= Lockie Leonard =

Fictional character by Tim Winton

Lockie Leonard is a fictional character and the protagonist of a trilogy of young adult novels by Australian author Tim Winton.

== Character ==
Lockie Leonard is a 12-year-old who moves to Angelus, a fictional, small coastal town in the southwest region of Western Australia. Lockie has to deal with starting high school in a new town, his father is a police officer who everybody calls Sarge, his mother Joy, is overly understanding, and his brother Phillip still wets the bed. The books follow his adventures and the disasters which beset him. From falling in love, being dumped, finding a best friend, being embarrassed by his family, and through it all making discoveries about himself.

The Lockie Leonard TV series, adapted from the books, was shot in Albany, Western Australia, and originally screened on the Nine Network in 2007, and a second season began airing in 2010. It was popular all around the world and still has many avid fans.

==Books in the series==
=== Lockie Leonard, Human Torpedo ===
Published in 1990 the book has been republished several times by different publishers and in different formats (print, eBook, audio, braille) and languages (English, French, Dutch). Lockie Leonard is a teenage boy new in town who pines for the most unattainable girl in the class.
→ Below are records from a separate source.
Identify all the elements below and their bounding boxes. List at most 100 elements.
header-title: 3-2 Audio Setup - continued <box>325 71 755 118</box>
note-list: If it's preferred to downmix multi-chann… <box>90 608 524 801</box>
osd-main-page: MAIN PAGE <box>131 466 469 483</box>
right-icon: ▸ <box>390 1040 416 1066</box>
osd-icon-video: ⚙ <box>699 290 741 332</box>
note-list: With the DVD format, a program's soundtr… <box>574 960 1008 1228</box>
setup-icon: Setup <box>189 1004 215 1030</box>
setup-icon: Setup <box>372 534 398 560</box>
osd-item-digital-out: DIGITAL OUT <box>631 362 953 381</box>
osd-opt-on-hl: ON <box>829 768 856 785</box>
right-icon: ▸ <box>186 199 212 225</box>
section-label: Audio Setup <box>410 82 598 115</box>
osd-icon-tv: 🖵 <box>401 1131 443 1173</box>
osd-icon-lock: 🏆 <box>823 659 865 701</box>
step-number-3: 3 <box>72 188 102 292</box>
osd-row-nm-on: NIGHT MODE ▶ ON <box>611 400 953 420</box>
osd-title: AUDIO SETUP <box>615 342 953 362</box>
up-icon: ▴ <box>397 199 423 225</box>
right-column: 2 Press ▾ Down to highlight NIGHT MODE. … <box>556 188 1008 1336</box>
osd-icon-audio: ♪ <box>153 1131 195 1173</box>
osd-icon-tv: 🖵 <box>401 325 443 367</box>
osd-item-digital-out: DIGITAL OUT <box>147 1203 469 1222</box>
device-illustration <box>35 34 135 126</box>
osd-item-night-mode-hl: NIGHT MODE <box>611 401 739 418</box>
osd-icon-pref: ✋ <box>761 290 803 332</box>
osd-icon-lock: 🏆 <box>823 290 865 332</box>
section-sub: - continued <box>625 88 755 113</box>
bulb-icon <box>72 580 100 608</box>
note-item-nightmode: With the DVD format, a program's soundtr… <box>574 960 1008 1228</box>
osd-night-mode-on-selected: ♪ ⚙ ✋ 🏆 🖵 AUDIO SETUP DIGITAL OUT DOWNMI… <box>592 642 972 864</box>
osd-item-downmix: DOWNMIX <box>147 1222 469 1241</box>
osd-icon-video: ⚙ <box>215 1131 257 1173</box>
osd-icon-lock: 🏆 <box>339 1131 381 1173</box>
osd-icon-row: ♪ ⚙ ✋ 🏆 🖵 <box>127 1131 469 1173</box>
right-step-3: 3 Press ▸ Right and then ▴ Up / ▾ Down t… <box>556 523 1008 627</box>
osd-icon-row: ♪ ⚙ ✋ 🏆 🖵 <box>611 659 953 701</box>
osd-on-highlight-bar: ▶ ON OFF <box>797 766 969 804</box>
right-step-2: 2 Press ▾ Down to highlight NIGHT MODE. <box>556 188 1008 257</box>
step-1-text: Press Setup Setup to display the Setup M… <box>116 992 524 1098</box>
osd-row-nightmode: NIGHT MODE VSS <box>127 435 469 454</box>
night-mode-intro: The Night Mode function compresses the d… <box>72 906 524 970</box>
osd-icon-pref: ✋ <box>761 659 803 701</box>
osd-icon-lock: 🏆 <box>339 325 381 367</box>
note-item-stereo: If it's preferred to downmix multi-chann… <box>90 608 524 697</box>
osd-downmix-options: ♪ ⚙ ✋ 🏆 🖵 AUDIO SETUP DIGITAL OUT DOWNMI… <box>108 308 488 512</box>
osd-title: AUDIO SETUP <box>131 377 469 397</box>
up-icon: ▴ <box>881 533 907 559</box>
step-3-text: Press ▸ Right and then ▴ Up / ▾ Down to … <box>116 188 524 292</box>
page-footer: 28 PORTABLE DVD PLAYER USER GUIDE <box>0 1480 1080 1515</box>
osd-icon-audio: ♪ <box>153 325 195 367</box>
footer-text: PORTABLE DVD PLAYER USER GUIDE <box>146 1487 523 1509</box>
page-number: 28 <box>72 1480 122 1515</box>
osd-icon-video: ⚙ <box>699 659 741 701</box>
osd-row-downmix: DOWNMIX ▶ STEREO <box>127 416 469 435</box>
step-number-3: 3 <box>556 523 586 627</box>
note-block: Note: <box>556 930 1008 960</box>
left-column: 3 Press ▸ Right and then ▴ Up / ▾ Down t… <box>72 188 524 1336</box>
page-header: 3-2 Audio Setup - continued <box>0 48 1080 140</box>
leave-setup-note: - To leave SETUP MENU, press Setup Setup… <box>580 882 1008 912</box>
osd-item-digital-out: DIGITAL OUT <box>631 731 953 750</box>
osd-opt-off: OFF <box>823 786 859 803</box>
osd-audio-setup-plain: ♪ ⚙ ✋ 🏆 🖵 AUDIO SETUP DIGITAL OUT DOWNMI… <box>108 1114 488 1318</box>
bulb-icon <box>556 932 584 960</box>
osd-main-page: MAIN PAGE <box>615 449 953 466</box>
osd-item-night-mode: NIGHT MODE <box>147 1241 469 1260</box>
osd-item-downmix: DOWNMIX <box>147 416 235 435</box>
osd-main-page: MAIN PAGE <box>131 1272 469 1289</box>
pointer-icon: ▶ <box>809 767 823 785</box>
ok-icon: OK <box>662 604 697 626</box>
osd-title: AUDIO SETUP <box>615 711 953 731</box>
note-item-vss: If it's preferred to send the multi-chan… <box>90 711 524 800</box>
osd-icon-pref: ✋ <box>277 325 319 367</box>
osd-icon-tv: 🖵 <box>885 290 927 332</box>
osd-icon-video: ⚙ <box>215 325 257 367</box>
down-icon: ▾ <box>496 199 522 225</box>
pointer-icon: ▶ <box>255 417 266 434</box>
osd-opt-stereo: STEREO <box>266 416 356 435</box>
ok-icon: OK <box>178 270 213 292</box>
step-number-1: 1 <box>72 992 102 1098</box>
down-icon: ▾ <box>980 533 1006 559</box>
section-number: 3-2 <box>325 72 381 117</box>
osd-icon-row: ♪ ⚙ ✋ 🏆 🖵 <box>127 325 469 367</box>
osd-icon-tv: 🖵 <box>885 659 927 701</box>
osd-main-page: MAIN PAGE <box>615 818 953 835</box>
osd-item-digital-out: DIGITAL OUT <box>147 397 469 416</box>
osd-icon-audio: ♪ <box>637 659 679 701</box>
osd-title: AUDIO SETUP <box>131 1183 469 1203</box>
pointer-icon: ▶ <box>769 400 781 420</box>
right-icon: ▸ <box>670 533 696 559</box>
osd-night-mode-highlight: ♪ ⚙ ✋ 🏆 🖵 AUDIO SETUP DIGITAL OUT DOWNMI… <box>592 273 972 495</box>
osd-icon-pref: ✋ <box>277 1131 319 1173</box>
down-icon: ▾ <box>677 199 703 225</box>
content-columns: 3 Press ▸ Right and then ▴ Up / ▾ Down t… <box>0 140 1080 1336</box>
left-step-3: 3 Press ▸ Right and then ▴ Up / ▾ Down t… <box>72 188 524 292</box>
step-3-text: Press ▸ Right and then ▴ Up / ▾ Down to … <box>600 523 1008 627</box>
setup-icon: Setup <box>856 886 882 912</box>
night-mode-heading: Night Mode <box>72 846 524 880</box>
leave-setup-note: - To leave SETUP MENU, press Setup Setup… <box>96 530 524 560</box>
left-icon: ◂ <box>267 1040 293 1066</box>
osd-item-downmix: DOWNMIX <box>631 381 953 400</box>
A stage version, dramatised by Paige Gibbs and published by Currency Press, was performed by the Perth Theatre Company 1995. It was first commissioned and performed by the WA Youth Theatre Company, Perth, in 1993.
It won the following awards:
- 1991 Joint winner Western Australian Premier's Book Awards: Children's Book
- 1993 American Library Association Best Book for Young Adults Award
- 1996 Winner YABBA Awards: Fiction for Older Readers

=== Lockie Leonard, Scumbuster ===
Published in 1993, the book has been republished several times by different publishers and in different formats (print, eBook, audio, braille) and languages (English, French). Lockie has been dumped by his girlfriend but finds a new friend Egg the metal head, wants to save the planet and has a new love interest.

Lockie Leonard, Scumbuster won the 1993 Wilderness Society Environment Award.

=== Lockie Leonard, Legend ===
Published in 1997, the book has been republished several times by different publishers and in different formats (print, eBook, audio, braille) and languages (English, French). With the first year of High School behind him, Lockie finds embarrassing behaviour from all his family members but then events occur and Lockie makes some discoveries about himself.

Lockie Leonard, Legend won the 1998 Family Award for Children's Literature.